Ein weiterer Schwerpunkt des Artikels ist das Verhältnis von heilig und verboten. Aus christlicher Sicht wirkt es ungewohnt, dass in islamischen Texten und im Sprachgebrauch vieler Muslime häufig nicht von heilig, sondern von verboten gesprochen wird. Der Autor erklärt, dass damit oft nicht einfach ein moralisches Verbot gemeint ist, sondern Unverfügbarkeit, Schutz und Entzug aus dem alltäglichen Zugriff. Wenn etwa vom menschlichen Körper die Rede ist, wird seine Unverletzlichkeit mit einem Begriff aus diesem Wortfeld beschrieben. Im christlichen Kontext würde man eher von der Heiligkeit des Lebens sprechen. Im islamischen Sprachgebrauch zeigt sich hier also ein anderes begriffliches Denken.

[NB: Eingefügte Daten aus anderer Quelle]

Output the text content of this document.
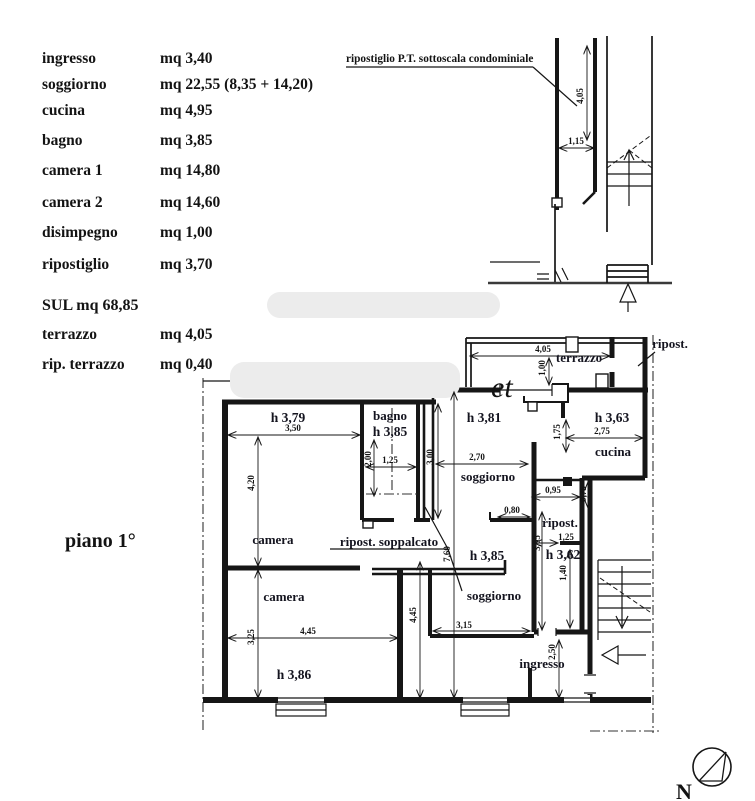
ingresso	mq 3,40
soggiorno	mq 22,55 (8,35 + 14,20)
cucina	mq 4,95
bagno	mq 3,85
camera 1	mq 14,80
camera 2	mq 14,60
disimpegno	mq 1,00
ripostiglio	mq 3,70
SUL mq 68,85
terrazzo	mq 4,05
rip. terrazzo mq 0,40
piano 1°
4,05
1,15
ripostiglio P.T. sottoscala condominiale
et
3,50
4,20
3,25	4,45
4,45
7,60
2,70
3,00
2,00 1,25
2,75
1,75
0,95 0,75
0,80
3,05 1,25
1,40
3,15
2,50
4,05
1,00
terrazzo
ripost.
h 3,79	bagno
h 3,85
h 3,81	h 3,63
cucina
soggiorno
ripost.
h 3,62
h 3,85
soggiorno
camera
camera
h 3,86
ingresso
ripost. soppalcato
N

Daneben betrachtet der Artikel die Frömmigkeitspraxis. Auch wenn manche religiösen Gelehrten diese Formen kritisch sehen, geben sie doch wichtige Hinweise darauf, was Muslimen heilig ist. Verehrung erfahren vor allem der Koran, der Prophet Mohammed und bedeutsame Orte wie Mekka, Medina und Jerusalem. Auch Moscheen und Friedhöfe gelten als der freien Verfügung entzogen. In manchen islamisch geprägten Regionen werden außerdem Gräber bedeutender Persönlichkeiten verehrt, etwa von Verwandten des Propheten, von Gelehrten, Mystikern oder Sufis. Gerade in der mystischen Tradition zeigt sich, dass Vorstellungen von Heiligkeit im Islam vielschichtig sind und nicht auf eine einzige Formel reduziert werden können.
Am Ende warnt der Autor vor vorschnellen Übersetzungen und Vereinfachungen. Begriffe aus einer Religion lassen sich nicht ohne Verlust in eine andere übertragen. So kann aus dem edlen Koran schnell der heilige Koran werden oder aus der Anstrengung im Glauben der heilige Krieg. Solche Vereinfachungen verzerren das Verständnis. Deshalb plädiert der Artikel für genaues Lesen, möglichst nah am Originaltext, und für den offenen Austausch mit Muslimen. Gerade interreligiöse Gespräche können helfen, besser zu verstehen, was Muslimen heilig ist und wie unterschiedlich religiöse Traditionen über Heiligkeit sprechen.